Take your best shot at estimating the following:

  1. The distance from Boston to Los Angeles;

  2. The weight of a midsize car;

  3. Minneapolis' average temperature in August.

That wasn't so hard now was it? Oh, but did I mention that I wanted the distance estimated in furlongs, the weight estimated in stone, and the temperature estimated in degrees Kelvin? The estimation exercise was much easier when you implicitly selected your own "natural" units of measure; it became a bit more challenging (or tedious) when you were forced to use my "unnatural" units.

Many organizations, especially those that use the CMM as their process guide, require size estimates to be generated during project planning. In the quest for organizational consistency, "Level Three-ness," or external benchmarking, some groups have restricted the units of measure for these estimates – e.g., software size must be estimated in either source lines of code (SLOC) or function points (FP).

Toward the end of the last century, I used to derive perverse pleasure from asking pure function point shops how they could justify person-centuries of effort for their Y2K project - a project adding zero function points! Unfortunately, for many software engineering environments, SLOC and FP are unnatural units. Groups doing object-oriented development, those using code generators and/or enjoying high levels of re-use, and support groups performing "break and fix" maintenance work are frustrated when forced to use SLOC or FP to estimate the size of their projects. For these groups, SLOC and FP do not correlate in any meaningful way to the amount of effort and schedule required to execute their projects.
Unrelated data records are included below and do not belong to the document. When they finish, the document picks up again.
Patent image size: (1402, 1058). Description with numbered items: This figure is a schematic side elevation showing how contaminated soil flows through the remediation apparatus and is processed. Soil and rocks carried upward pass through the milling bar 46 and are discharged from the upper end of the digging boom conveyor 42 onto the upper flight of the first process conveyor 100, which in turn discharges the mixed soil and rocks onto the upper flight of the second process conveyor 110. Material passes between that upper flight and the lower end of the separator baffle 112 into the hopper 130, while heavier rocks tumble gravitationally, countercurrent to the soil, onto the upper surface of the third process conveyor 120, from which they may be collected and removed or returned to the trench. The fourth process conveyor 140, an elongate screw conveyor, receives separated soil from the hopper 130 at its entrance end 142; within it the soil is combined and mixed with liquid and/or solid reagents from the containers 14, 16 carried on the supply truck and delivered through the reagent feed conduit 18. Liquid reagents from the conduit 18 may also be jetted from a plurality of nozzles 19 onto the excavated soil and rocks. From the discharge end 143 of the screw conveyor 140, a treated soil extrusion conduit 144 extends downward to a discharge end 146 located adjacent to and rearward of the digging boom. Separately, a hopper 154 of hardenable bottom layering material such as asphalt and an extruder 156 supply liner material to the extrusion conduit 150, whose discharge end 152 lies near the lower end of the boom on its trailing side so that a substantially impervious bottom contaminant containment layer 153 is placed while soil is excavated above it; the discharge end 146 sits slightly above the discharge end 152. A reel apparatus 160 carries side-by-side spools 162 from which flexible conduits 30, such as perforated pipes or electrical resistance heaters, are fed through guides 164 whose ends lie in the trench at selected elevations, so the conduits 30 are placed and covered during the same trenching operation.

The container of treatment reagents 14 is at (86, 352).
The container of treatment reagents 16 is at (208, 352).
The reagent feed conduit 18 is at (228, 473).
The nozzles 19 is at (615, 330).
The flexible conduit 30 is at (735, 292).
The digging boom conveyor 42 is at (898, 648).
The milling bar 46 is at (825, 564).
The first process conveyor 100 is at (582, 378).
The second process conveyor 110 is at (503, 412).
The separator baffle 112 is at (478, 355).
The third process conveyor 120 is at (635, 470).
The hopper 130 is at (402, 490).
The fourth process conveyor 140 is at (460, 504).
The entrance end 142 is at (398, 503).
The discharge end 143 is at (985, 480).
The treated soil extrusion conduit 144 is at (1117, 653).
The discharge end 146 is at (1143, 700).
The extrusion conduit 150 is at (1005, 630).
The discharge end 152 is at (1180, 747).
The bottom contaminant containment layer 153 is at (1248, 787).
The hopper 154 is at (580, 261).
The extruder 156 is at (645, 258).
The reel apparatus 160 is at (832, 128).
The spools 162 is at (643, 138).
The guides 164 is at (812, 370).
Rather than constraining size estimation by imposing unnatural units of measure, organizations would be much better served by having the estimators focus long and hard on the basis of their effort and schedule estimates. That is, what are those project attributes that, in the mind and heart of the estimator, lead to higher/lower levels of effort or longer/shorter project schedules? Are they thinking about:

  1. The complexity of the programs to be written or modified?

  2. The number of application system interfaces?

  3. The technologies to be used to generate the software solution?

  4. The number of platforms on which the system must run?

  5. The amount of reusable code or functional components?

  6. The number of peer reviews required for both code and non-code work products?

  7. The number and types of tests that must be run?

  8. Similar projects that have been conducted in the past?

  9. Other things?

Get the developers and project managers to document the natural estimation parameters as the basis of their effort/schedule estimates, and call them "size" for that project. Collect and share these attributes across project teams to heighten people's awareness to the robust set of attributes that are being considered across the various projects. By empowering the estimators to focus on appropriate units of measure they should cease their unnatural estimating "sighs" and start estimating size naturally!

One last tidbit - you were close if you estimated about 12,000 furlongs, 225 stone, and 305 degrees Kelvin.